La orden, claramente, vino desde arriba. Después de que la presidenta Claudia Sheinbaum Pardo soltara esa joya sobre que muchos cónsules creían que su trabajo era la “parafernalia de la diplomacia” (ouch, la quemó en vivo), era obvio que alguien tenía que ponerse las pilas. Así que De la Fuente, en plan jefe de proyecto ultra conectado, se sentó frente a la cámara para una reunión virtual con todo el equipo mexicano en el exterior. Básicamente, el Zoom diplomático más importante del año.

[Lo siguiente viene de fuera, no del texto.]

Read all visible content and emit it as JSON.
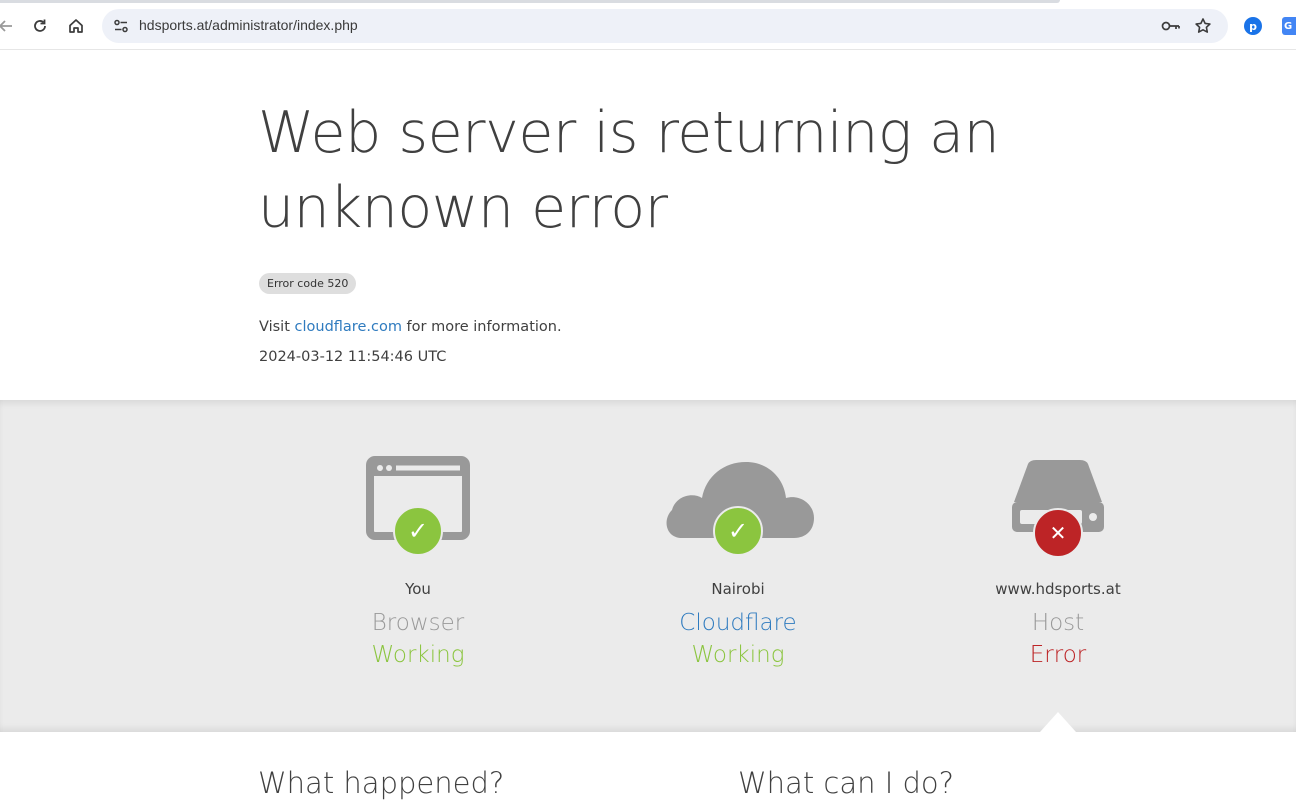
{
  "browser": {
    "url": "hdsports.at/administrator/index.php",
    "icons": [
      "back-arrow-icon",
      "reload-icon",
      "home-icon",
      "site-info-icon",
      "password-key-icon",
      "bookmark-star-icon",
      "extension-icon",
      "translate-icon"
    ]
  },
  "header": {
    "headline": "Web server is returning an unknown error",
    "error_code": "Error code 520",
    "visit_prefix": "Visit ",
    "visit_link": "cloudflare.com",
    "visit_suffix": " for more information.",
    "timestamp": "2024-03-12 11:54:46 UTC"
  },
  "status": {
    "nodes": [
      {
        "location": "You",
        "kind": "Browser",
        "state": "Working",
        "state_type": "working",
        "icon": "browser-window-icon"
      },
      {
        "location": "Nairobi",
        "kind": "Cloudflare",
        "state": "Working",
        "state_type": "working",
        "icon": "cloud-icon"
      },
      {
        "location": "www.hdsports.at",
        "kind": "Host",
        "state": "Error",
        "state_type": "error",
        "icon": "server-icon"
      }
    ]
  },
  "lower": {
    "what_happened": "What happened?",
    "what_can_i_do": "What can I do?"
  },
  "colors": {
    "working": "#8bc53f",
    "error": "#bd2426",
    "link": "#2f7bbf",
    "band": "#ebebeb"
  }
}
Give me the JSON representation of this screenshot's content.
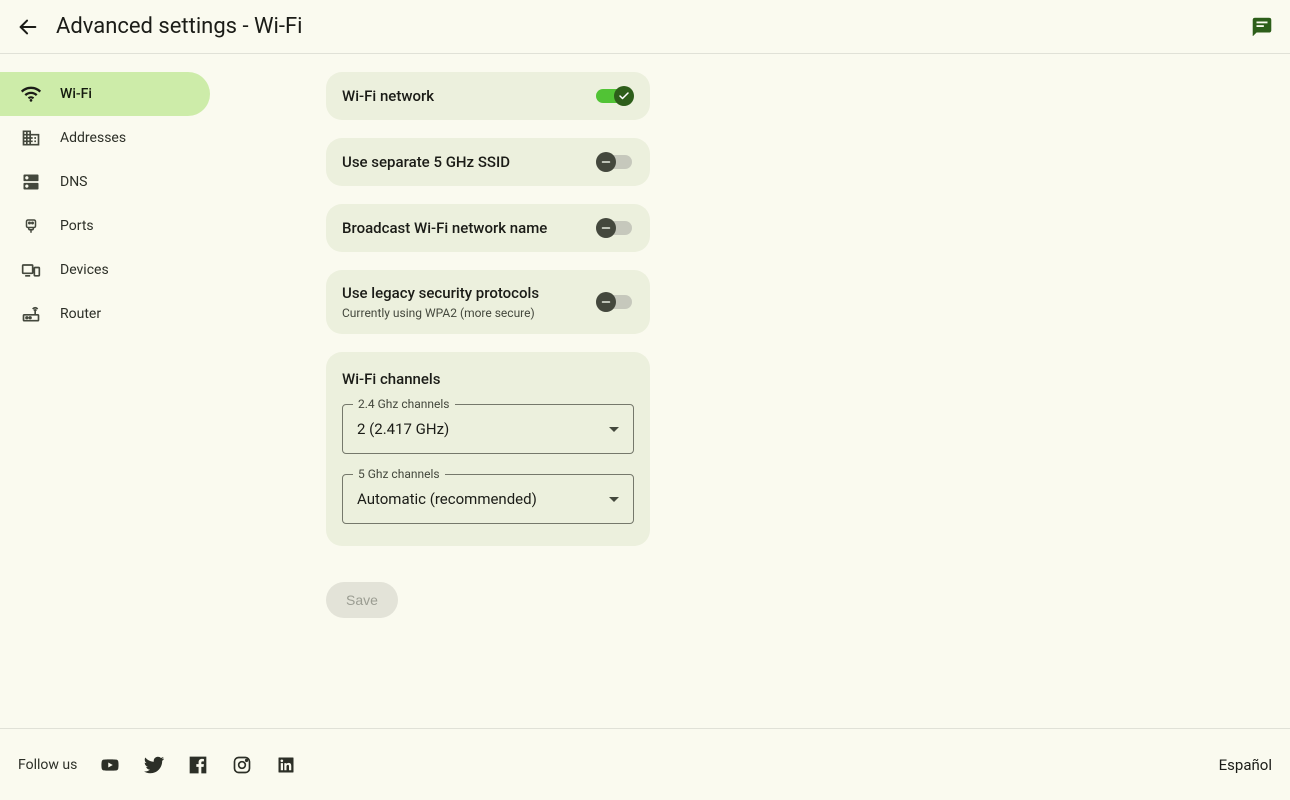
{
  "header": {
    "title": "Advanced settings - Wi-Fi"
  },
  "sidebar": {
    "items": [
      {
        "label": "Wi-Fi"
      },
      {
        "label": "Addresses"
      },
      {
        "label": "DNS"
      },
      {
        "label": "Ports"
      },
      {
        "label": "Devices"
      },
      {
        "label": "Router"
      }
    ]
  },
  "settings": {
    "wifi_network": {
      "label": "Wi-Fi network",
      "on": true
    },
    "separate_ssid": {
      "label": "Use separate 5 GHz SSID",
      "on": false
    },
    "broadcast_name": {
      "label": "Broadcast Wi-Fi network name",
      "on": false
    },
    "legacy_security": {
      "label": "Use legacy security protocols",
      "sub": "Currently using WPA2 (more secure)",
      "on": false
    },
    "channels": {
      "title": "Wi-Fi channels",
      "ch24": {
        "legend": "2.4 Ghz channels",
        "value": "2 (2.417 GHz)"
      },
      "ch5": {
        "legend": "5 Ghz channels",
        "value": "Automatic (recommended)"
      }
    },
    "save_label": "Save"
  },
  "footer": {
    "follow": "Follow us",
    "language": "Español"
  }
}
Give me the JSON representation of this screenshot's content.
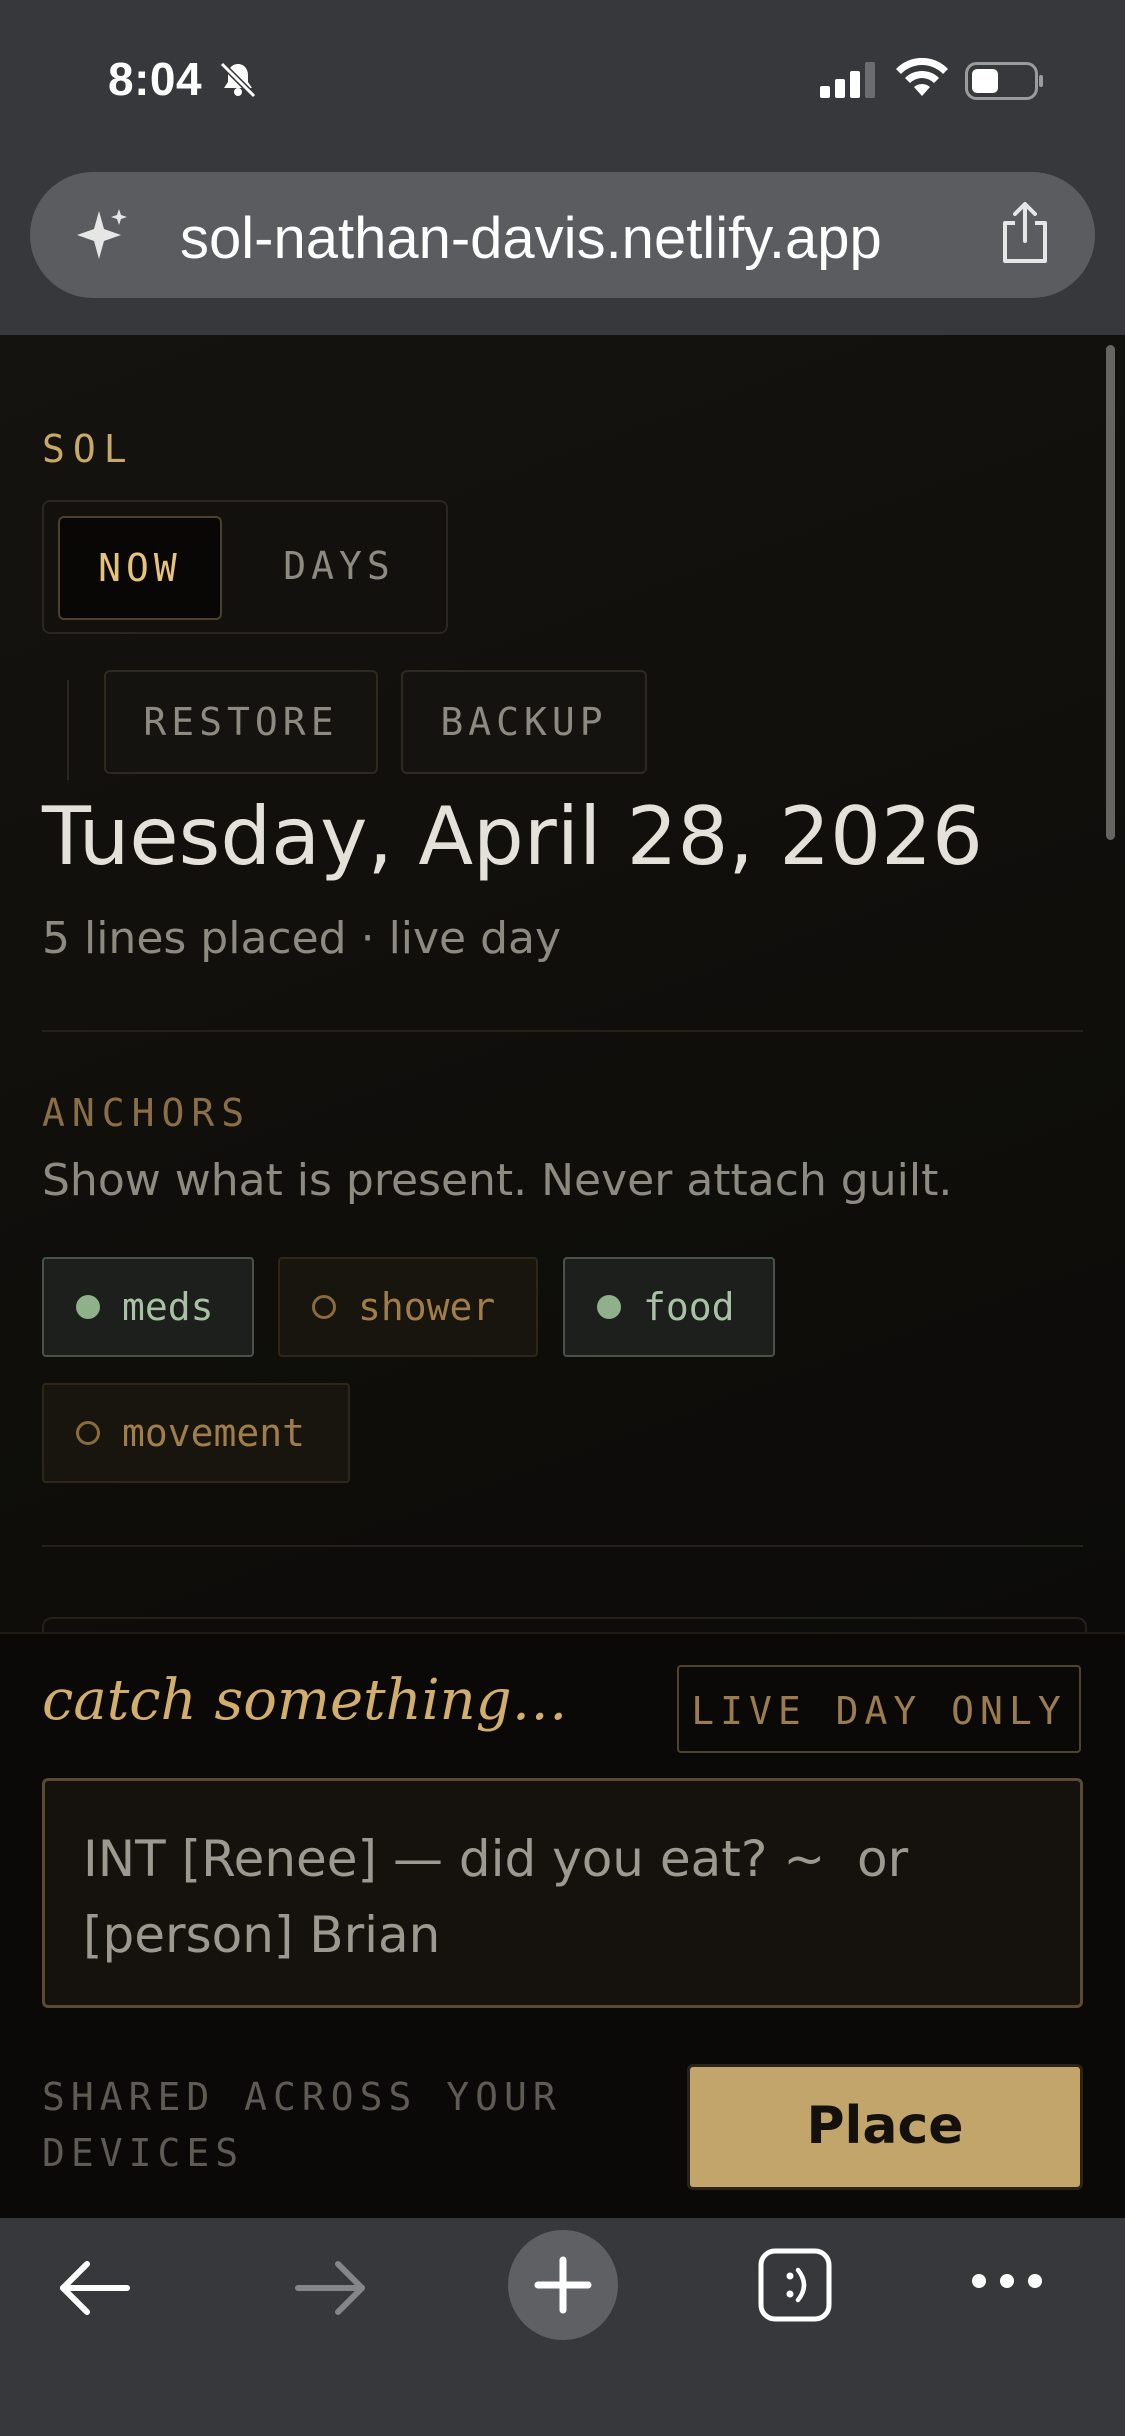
{
  "status_bar": {
    "time": "8:04",
    "icons": [
      "bell-slash-icon",
      "cellular-signal-icon",
      "wifi-icon",
      "battery-icon"
    ]
  },
  "browser": {
    "url": "sol-nathan-davis.netlify.app",
    "icons": [
      "sparkle-icon",
      "share-icon"
    ]
  },
  "app": {
    "brand": "SOL",
    "view_tabs": [
      {
        "label": "NOW",
        "active": true
      },
      {
        "label": "DAYS",
        "active": false
      }
    ],
    "actions": {
      "restore": "RESTORE",
      "backup": "BACKUP"
    },
    "date_title": "Tuesday, April 28, 2026",
    "summary": "5 lines placed · live day",
    "anchors": {
      "label": "ANCHORS",
      "description": "Show what is present. Never attach guilt.",
      "items": [
        {
          "label": "meds",
          "present": true
        },
        {
          "label": "shower",
          "present": false
        },
        {
          "label": "food",
          "present": true
        },
        {
          "label": "movement",
          "present": false
        }
      ]
    }
  },
  "capture": {
    "title": "catch something…",
    "badge": "LIVE DAY ONLY",
    "input_placeholder": "INT [Renee] — did you eat? ~  or [person] Brian",
    "shared_note": "SHARED ACROSS YOUR DEVICES",
    "place_label": "Place"
  },
  "toolbar": {
    "icons": [
      "back-arrow-icon",
      "forward-arrow-icon",
      "new-tab-plus-icon",
      "tabs-icon",
      "more-icon"
    ]
  },
  "colors": {
    "accent_gold": "#c2a56b",
    "present_green": "#8fb08a",
    "absent_amber": "#a07d49",
    "background": "#0b0a08"
  }
}
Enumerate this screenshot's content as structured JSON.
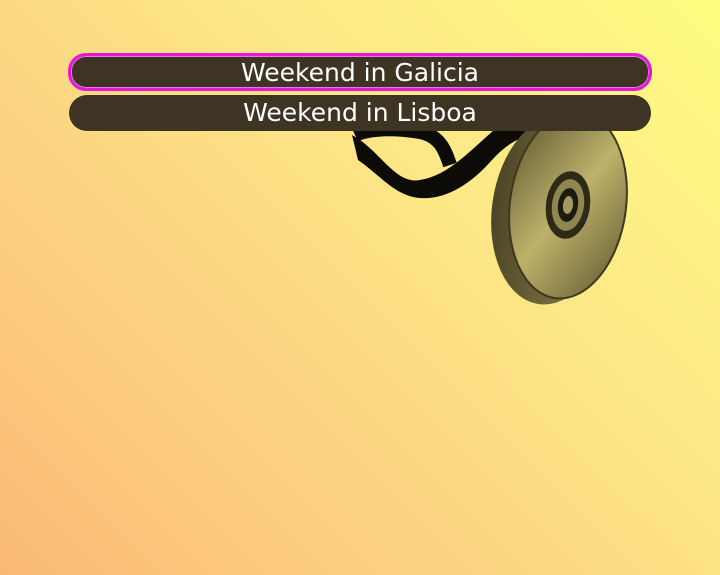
{
  "menu": {
    "items": [
      {
        "label": "Weekend in Galicia",
        "selected": true
      },
      {
        "label": "Weekend in Lisboa",
        "selected": false
      }
    ]
  },
  "colors": {
    "background_top_right": "#fefd80",
    "background_bottom_left": "#fbba74",
    "menu_item_background": "#3d3423",
    "menu_text": "#ffffff",
    "selection_border": "#e31ad7"
  },
  "decoration": {
    "icon": "film-reel-icon"
  }
}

Adiós a la Parafernalia, Hola a la Protección Real
El mensaje central de esta reunión de ‘all hands on deck’ fue claro: la época de los saludos protocolarios y las fotos bonitas se acabó. Ahora toca ponerse chambas. El canciller revisó a fondo la implementación de este nuevo modelo de atención, que suena fancy pero que en realidad se traduce en una cosa: proteger de verdad a nuestra gente. Se habló de los programas de protección consular, que son como el escudo contra las políticas migratorias más agresivas que se están viviendo.
Y no, esto no fue una reunión de esas donde todos asienten y luego no pasa nada. Participaron los heavy hitters de la SRE: el jefe de Unidad para América del Norte, Roberto Velasco; la directora general de Protección Consular, Vanessa Calva, y la directora de Estrategia, Valeria Nápoles. O sea, el dream team de la diplomacia práctica. La instrucción de Sheinbaum de velar permanentemente por los derechos de los mexicanos afuera no es solo un eslogan bonito; es el nuevo mandato absoluto.
Este cambio de chip es monumental. Implica despedirse de la idea romántica (y un poco obsoleta) del diplomático que solo asiste a cócteles y dar la bienvenida al funcionario multitarea que tiene que saber desde llenar un formulario de asilo hasta lidiar con una redada inminente. Es pasar de la diplomacia de salón a la diplomacia de trinchera, con toda la crudeza que eso conlleva en el contexto geopolítico actual.
El timing, por supuesto, no es casual. Con la escalada de las redadas y la retórica antiinmigrante, los consulados se han convertido en la primera y a veces única línea de defensa para miles de connacionales. Son el refugio, el centro de asesoría legal y el enlace con las familias. Este nuevo modelo busca ser más ágil, más cercano y, sobre todo, más útil. Menos protocolo y más acción. Menos corbata y más botas para el barro.
Es un reenfoque necesario, un poco como cuando una app famosa lanza una actualización masiva para arreglar todos los bugs que teníamos años reportando. Finalmente se dieron cuenta de que el usuario –en este caso, el migrante– es lo más importante. La “parafernalia” queda para los museos; el futuro es la protección concreta y efectiva. Un giro copernicano en la cancillería, dirigido por un equipo que parece entender que los tiempos de crisis exigen respuestas audaces, no discursos bonitos.
¿La conclusión? Los consulados mexicanos se están reinventando, pasando de ser casas de representación a convertirse en centros de apoyo comunitario y defensa legal en terreno hostil. Una evolución forzada por las circunstancias, pero que era urgentemente necesaria.